The fish nematode Anisakis simplex(A.s.) has widely been implicated in urticaria, angio-oedema and anaphylaxis, both as a hidden food allergen as well as in acute parasitism.1,2 Gastro-allergic Anisakiasis (GAA) has been described as an acute allergic reaction like urticaria, angio-oedema or anaphylaxis accompanying the penetration of the live larvae of A.s. through the gastric mucosa.3 This entity has been associated with fish-eating habits, where raw fish intake is a risk factor. Patients with these IgE-mediated symptoms tolerate well-cooked fish with non-viable A.s., because excretory-secretory proteins are responsible for the allergic reaction, released only by the live larvae. It has been postulated that the urticarial reaction is accompanied by an inflammatory reaction in the gastric mucosa that helps the host to get rid of the larvae. Furthermore, all patients with GAA have detectable specific antibodies of all isotypes from the first day, thus confirming previous episodes of acute parasitism, mainly without clinically allergic symptoms.4 The immunologic primary response corresponds thus to at least one previous episode of Anisakiasis with subclinical or only light symptoms.
Chronic urticaria has also been associated with A.s. sensitisation and possible dietary measures have been proposed.5 In order to evaluate if dietary habits could be involved in the different clinical presentation (acute versus chronic urticaria) related to A.s. parasitism, we analysed eating habits in three clinical groups. We studied 32 patients with GAA and acute urticaria, and 75 chronic urticaria patients with detectable specific IgE>1.5kU/l (CAP-PHADIA) against A.s.: CU+. The control group consisted of 25 patients with chronic urticaria without sensitisation against A.s. (CU−). Patients with GAA and CU+ displayed a positive skin prick test against A.s. and CU− patients had a negative skin prick test and no detectable serum specific IgE against A.s. Patients were interviewed about the overall frequency of fish intake per week and the frequency of raw fish intake per month.
No significant differences were stated for gender, age or overall frequency of fish consumption. Median specific IgE against A.s. was lower in CU+ (6.8; IQR 4.1–23kU/l) than in GAA (40.2; IQR 19.7–80.1kU/l; p<0.0001), probably owing to the longer time interval from the last parasitic episode.4 Whereas, as expected, the habit of consuming raw fish was associated with sensitisation against A.s. as shown by previous episodes of acute parasitism in both groups of A.s. sensitisation associated urticaria, GAA and CU+ showed an association with a different frequency of raw fish intake (Figure 1). This fact gains significance because of the further difference in the frequency of raw fish intake between both A.s. sensitisation associated urticaria groups and the control group: Patients with GAA eat raw fish with a higher frequency than patients with CU+, whereas the frequency of raw fish eating was higher in both groups compared with the group of CU−.
Frequency of raw fish intake (anchovies in vinegar sauce) in chronic urticaria without sensitisation (CU−), chronic urticaria associated to Anisakis simplex sensitisation (UC+) and gastro-allergic Anisakiasis (GAA). Percentages are given for statistically significant differences at p<0.0001 (Chi-square test by SPSSS 15.0).
In our preliminary estimation, the frequency of raw fish intake is considered equivalent to the risk of acute parasitism. Whereas a high risk of parasitism leads, after an unknown number of previous subclinical parasitic episodes, finally to an acute urticaria in GAA, our results show evidence that an existing, but lower, frequency of raw fish intake, i.e. of parasitic episodes, is associated with a chronic urticarial reaction by an as yet unknown mechanism.
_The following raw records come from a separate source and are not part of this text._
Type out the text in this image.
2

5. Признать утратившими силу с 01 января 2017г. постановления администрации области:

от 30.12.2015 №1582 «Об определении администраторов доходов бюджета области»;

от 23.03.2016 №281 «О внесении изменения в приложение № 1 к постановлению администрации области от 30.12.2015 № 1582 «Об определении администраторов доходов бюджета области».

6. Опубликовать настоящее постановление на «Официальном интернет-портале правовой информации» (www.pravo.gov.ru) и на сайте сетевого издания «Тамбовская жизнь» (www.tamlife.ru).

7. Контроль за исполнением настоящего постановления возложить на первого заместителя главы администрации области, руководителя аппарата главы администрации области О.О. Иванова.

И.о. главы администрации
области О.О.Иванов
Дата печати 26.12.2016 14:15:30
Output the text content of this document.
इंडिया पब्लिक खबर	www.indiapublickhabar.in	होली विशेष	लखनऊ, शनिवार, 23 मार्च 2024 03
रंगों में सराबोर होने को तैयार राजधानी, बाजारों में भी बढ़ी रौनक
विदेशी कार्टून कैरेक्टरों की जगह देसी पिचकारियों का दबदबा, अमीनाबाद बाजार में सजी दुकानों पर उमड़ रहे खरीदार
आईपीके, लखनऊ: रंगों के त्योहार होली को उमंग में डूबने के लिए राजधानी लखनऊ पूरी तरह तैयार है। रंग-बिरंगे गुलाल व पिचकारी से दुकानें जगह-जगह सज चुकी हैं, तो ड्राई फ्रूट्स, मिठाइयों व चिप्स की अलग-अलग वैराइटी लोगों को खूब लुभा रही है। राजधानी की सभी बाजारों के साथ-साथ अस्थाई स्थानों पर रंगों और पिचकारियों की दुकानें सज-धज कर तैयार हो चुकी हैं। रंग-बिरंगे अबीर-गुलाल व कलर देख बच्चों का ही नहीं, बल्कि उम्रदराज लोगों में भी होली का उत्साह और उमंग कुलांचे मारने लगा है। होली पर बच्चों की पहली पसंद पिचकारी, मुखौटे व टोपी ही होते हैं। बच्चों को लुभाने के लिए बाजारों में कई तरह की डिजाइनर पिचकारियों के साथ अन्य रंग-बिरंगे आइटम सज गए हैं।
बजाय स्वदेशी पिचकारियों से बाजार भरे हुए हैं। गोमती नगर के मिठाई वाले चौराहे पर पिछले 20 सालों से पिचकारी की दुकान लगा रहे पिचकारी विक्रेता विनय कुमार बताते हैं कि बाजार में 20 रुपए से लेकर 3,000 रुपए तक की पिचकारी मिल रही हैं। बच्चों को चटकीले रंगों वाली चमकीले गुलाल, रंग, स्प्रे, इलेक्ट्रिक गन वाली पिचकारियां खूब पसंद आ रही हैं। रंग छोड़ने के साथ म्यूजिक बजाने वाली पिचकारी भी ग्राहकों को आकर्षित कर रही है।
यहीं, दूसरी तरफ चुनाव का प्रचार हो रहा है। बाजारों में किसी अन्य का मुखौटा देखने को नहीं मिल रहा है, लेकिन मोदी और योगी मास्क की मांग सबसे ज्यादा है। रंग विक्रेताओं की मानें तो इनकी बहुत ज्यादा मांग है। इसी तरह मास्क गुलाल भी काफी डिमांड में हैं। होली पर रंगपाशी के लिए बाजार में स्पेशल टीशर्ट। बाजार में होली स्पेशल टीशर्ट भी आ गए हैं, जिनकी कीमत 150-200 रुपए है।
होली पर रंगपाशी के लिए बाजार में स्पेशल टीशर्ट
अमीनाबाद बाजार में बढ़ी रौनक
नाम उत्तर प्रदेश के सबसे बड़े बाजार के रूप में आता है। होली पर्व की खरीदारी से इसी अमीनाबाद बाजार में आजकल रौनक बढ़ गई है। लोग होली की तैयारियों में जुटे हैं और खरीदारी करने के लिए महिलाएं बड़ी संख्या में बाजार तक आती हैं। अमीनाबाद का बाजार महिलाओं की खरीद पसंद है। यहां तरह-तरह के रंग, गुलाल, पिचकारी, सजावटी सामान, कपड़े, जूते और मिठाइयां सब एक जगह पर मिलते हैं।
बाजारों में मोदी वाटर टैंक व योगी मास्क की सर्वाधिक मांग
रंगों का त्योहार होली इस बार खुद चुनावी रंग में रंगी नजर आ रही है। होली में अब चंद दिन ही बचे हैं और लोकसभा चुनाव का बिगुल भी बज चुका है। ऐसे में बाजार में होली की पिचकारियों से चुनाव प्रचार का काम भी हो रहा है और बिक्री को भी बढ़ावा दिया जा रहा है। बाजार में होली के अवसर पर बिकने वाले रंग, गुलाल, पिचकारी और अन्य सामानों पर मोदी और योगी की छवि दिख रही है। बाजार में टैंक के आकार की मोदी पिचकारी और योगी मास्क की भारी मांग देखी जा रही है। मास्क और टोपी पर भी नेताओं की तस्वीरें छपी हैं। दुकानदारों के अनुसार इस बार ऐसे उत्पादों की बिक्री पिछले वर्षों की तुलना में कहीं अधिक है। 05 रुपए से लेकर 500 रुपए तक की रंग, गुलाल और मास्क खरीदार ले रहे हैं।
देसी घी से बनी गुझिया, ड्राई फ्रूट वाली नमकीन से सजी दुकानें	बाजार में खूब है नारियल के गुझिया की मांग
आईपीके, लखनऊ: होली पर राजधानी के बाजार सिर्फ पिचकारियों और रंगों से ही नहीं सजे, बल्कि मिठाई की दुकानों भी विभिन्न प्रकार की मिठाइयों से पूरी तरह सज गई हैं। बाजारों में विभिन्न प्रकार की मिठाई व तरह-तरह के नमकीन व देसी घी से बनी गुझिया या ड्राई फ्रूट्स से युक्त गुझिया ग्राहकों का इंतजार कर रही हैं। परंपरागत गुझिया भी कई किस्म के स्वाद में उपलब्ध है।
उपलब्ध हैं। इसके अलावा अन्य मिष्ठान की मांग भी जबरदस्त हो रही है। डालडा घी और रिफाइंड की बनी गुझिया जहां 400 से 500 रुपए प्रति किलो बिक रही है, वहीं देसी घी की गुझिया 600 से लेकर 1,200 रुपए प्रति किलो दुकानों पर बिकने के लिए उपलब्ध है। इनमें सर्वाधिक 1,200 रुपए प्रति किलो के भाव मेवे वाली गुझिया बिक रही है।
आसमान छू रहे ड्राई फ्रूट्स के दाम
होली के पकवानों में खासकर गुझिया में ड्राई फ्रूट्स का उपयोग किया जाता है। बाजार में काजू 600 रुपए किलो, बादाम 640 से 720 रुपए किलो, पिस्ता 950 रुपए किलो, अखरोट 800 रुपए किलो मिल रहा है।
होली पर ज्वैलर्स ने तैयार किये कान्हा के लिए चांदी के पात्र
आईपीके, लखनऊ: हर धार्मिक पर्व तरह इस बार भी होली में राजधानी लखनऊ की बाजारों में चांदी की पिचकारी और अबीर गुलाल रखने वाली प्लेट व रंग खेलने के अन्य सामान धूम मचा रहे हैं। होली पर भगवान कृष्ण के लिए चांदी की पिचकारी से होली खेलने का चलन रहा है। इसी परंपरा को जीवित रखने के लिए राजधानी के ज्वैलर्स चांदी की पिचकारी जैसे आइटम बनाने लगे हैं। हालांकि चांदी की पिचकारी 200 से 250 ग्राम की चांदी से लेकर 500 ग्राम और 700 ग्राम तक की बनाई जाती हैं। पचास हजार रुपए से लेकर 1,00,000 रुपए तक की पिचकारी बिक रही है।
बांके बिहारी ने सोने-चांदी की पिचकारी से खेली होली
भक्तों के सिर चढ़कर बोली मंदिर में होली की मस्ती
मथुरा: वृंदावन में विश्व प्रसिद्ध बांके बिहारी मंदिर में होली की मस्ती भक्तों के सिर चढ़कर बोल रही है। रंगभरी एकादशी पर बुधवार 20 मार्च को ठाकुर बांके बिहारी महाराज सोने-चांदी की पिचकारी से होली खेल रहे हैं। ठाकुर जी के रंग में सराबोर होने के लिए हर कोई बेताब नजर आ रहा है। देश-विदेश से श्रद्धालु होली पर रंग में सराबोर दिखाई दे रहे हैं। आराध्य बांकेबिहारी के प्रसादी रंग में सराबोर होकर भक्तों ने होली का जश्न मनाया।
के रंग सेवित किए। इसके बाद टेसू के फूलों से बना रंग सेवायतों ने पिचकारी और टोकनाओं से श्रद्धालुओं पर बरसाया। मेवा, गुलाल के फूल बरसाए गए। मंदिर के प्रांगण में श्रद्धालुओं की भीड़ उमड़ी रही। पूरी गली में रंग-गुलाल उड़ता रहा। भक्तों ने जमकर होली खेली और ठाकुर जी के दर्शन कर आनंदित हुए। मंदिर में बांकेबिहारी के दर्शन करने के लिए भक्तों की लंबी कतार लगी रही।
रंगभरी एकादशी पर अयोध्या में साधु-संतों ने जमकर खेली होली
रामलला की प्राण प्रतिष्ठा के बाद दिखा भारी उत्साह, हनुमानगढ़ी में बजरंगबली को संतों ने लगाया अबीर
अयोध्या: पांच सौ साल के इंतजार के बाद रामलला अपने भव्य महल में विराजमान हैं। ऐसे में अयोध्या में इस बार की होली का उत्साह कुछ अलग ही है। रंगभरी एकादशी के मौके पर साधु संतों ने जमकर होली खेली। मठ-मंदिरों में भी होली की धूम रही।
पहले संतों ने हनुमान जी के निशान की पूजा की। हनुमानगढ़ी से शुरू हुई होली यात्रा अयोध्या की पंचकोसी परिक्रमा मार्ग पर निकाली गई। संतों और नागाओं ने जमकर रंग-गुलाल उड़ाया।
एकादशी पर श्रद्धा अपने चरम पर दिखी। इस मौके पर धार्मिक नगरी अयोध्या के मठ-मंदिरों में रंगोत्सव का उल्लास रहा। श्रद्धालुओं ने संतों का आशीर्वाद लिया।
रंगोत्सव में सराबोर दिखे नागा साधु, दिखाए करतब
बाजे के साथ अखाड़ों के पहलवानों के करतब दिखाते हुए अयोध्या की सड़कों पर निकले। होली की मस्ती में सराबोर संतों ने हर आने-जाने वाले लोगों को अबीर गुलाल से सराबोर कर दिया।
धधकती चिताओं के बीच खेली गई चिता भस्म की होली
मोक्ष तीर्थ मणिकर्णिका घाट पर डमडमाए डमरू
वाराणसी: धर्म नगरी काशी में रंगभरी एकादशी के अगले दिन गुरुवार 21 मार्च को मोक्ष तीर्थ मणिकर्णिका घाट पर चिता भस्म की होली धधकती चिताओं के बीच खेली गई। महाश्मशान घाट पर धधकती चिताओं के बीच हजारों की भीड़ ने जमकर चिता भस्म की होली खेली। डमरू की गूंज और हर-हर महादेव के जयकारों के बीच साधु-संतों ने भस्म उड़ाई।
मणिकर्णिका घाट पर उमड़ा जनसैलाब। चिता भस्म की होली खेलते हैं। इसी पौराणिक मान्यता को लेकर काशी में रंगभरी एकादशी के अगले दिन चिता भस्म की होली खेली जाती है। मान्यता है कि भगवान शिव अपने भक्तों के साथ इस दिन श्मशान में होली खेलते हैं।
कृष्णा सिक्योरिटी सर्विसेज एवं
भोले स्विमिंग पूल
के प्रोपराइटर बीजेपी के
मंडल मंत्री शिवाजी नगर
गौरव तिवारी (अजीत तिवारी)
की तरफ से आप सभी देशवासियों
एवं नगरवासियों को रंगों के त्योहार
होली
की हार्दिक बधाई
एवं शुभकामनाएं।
The dose and exposure characteristics of allergens, for example, have been implicated in different immunoglobulin isotype production.6 In parasite models, chronic stimulation by parasite antigens is associated with higher IL-10 production and thus a differential IgG4 isotype production.7 In this respect, we have previously shown that serum-specific IgG4 against A.s. is present in all GAA patients, but only in a subgroup of CU+ patients with a better prognosis in those who have detectable IgG4.5,8
As the overall frequency of fish intake was not associated with the difference between acute or chronic urticaria in A.s. sensitised patients, this study also supports the idea that fish that is not eaten raw or undercooked does not pose a risk for the appearance of urticaria.9 Future studies about the possible differential sensitisation profile against major allergens, such as Ani s 1, Ani s 4 or Ani s 5 in the different groups of urticaria could possibly be helpful in clarifying dietary recommendations.10
This preliminary study has not taken into account other possible risk factors with respect to fish-eating habits, like the preference of intake of different fish species or the cooking habits, which will be addressed in future studies.